Práticas abusivas são condutas do fornecedor que exploram a vulnerabilidade do consumidor, violando boa‑fé, equilíbrio e transparência, vedadas em rol exemplificativo principalmente pelo art. 39 do CDC.

Conceito, fundamento e princípios

  • O art. 39 lista condutas proibidas “dentre outras”, deixando claro que se trata de rol exemplificativo, aberto a novas formas de abuso.

  • A política nacional de relações de consumo impõe a repressão eficiente aos abusos (art. 4º, VI), vinculando órgãos do SNDC, Procons, MP e Judiciário ao combate a tais práticas.

Práticas abusivas concretizam a violação de princípios como boa‑fé objetiva, equilíbrio nas relações de consumo, informação e proteção à vulnerabilidade.

Principais práticas abusivas do art. 39 CDC (visão em tópicos)

  • Venda casada e limitações injustificadas (inc. I): condicionar o fornecimento de um produto/serviço a outro, ou impor limites quantitativos sem justa causa (ex.: obrigar contratar seguro para conseguir financiamento).

  • Recusa injustificada de atendimento (inc. II): negar atendimento na medida do estoque ou dos usos e costumes (ex.: restaurante recusar servir consumidor sem razão legítima).

  • Envio de produto/serviço não solicitado (inc. III): entrega ou fornecimento sem pedido prévio; o consumidor é equiparado a donatário, não podendo ser cobrado (parágrafo único).

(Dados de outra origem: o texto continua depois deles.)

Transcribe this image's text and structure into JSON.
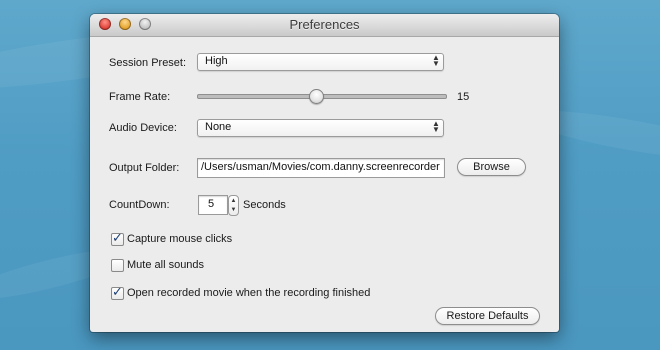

  • Aproveitamento da fraqueza ou ignorância (inc. IV): explorar idade, saúde, conhecimento ou condição social para impor produtos/serviços (ex.: empurrar serviços financeiros complexos a idosos).

  • Exigência de vantagem manifestamente excessiva (inc. V): cobrança de valores muito superiores ao razoável, cláusulas desequilibradas, taxas abusivas.

  • Execução de serviço sem orçamento/autorização (inc. VI): realizar conserto ou serviço sem prévio orçamento e autorização expressa, salvo prática reiterada entre as partes.

  • Repassar informação depreciativa sobre o consumidor (inc. VII): divulgar dados que o desabonem por atos praticados no exercício de seus direitos (como reclamações e ações judiciais).

  • Colocar produtos/serviços em desacordo com normas técnicas (inc. VIII): oferta em descumprimento de regras de segurança ou qualidade oficiais ou da ABNT/Conmetro.

Incisos posteriores (IX a XV) reforçam o combate a práticas como “tabelamento” abusivo de índices, superlotação de estabelecimentos e outros comportamentos lesivos.

Tabela – Práticas abusivas em destaque

Inciso Conduta vedada (síntese) Exemplo prático
I Condicionar um produto/serviço a outro; limitar quantidade sem justa causa. Vender só ingresso + consumação; obrigar seguro junto com financiamento.
III Enviar produto/serviço não solicitado, com posterior cobrança. Envio de cartão de crédito ou revista sem pedido, com boleto.
IV Aproveitar‑se da fraqueza ou ignorância do consumidor. Vender pacote financeiro complexo a idoso sem explicação adequada.
V Exigir vantagem manifestamente excessiva. Cobrar “taxa de desperdício” em restaurante por restos de comida.
VI Prestar serviços sem orçamento e autorização prévia. Oficina que troca peças sem aval do consumidor e cobra depois.
VII Repassar informação depreciativa sobre o consumidor em razão de exercício de direitos. Loja que “marca” cliente em cadastro negativo por acionar Procon.
 
 

Aplicação prática e repressão

  • Defesa individual: o consumidor pode pedir anulação de cláusulas abusivas (art. 51), restituição de valores, indenização por danos materiais e morais e, quando cabível, tutela inibitória para cessar a conduta.

  • Atuação coletiva e administrativa: Procons, MP e entidades civis aplicam multas, ajustam condutas por TAC e ajuízam ações civis públicas, com fundamento no princípio da repressão eficiente aos abusos (art. 4º, VI CDC).

Na prática forense, o enquadramento em incisos do art. 39, combinado com o art. 51 (cláusulas abusivas), é argumento central em petições, defesas administrativas e ações coletivas no campo consumerista.